Sein Metier (und auch das von Brannaman) war aber zweifellos das, was Redford so großartig in Szene setzte: über Körpersprache, Distanz, Timing und ruhige Kommunikation das Vertrauen des Pferdes zu gewinnen, statt es mit Druck oder Zwang zu brechen. Auch Roberts war ein „Pferdeflüsterer“, der berühmteste seiner Art. Nun ist Marvin Earl „Monty“ Roberts auf seiner Farm in Kalifornien im Alter von 91 Jahren gestorben.

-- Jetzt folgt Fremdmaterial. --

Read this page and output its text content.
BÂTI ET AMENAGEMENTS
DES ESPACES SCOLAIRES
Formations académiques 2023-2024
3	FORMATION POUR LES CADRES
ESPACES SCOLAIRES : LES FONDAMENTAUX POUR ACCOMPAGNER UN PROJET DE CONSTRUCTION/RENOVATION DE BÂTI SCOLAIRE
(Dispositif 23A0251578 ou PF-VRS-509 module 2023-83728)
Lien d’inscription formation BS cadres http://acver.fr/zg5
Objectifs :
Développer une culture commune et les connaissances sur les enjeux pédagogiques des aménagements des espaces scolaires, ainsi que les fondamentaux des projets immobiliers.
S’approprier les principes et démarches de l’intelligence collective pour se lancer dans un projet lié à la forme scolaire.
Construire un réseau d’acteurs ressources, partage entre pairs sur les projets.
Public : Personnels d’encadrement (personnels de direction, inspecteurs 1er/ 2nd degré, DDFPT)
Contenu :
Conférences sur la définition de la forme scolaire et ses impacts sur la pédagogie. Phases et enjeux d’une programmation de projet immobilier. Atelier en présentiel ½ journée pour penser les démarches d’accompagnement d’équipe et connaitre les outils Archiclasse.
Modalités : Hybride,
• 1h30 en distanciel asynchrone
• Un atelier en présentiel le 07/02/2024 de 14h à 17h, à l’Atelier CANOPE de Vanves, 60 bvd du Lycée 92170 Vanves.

Roberts wuchs auf einer Pferdefarm auf und lernte früh den Umgang mit den Tieren. Mit drei begann er zu reiten, mit vier Jahren ritt er die schwierigsten Dressurmanöver und gewann sein erstes Turnier. Als Achtjähriger doubelte er Kinderstars in Hollywoodfilmen; anstelle der kleinen Liz Taylor ließ er sich in Mädchenkleidern vom Pferd fallen.
Und Roberts entwickelte schon in jungen Jahren ein Interesse, das Verhalten von Pferden zu verstehen. Er suchte nach Signalen von Angst, Flucht und Vertrauen und reagierte darauf mit klarer, nicht bedrohlicher Kommunikation.
Die Pferde bekamen von Monty Roberts Vater Schläge – und er auch
Er betonte sinngemäß, dass es darum gehe, den Pferden zuzuhören, nicht ihnen etwas einzuflüstern. „Es ist nicht der große Trainer, der sein Pferd dazu bringen kann, Leistung zu erbringen. Der große Trainer kann ein Pferd dazu bringen, Leistung erbringen zu wollen“, hatte er mal gesagt.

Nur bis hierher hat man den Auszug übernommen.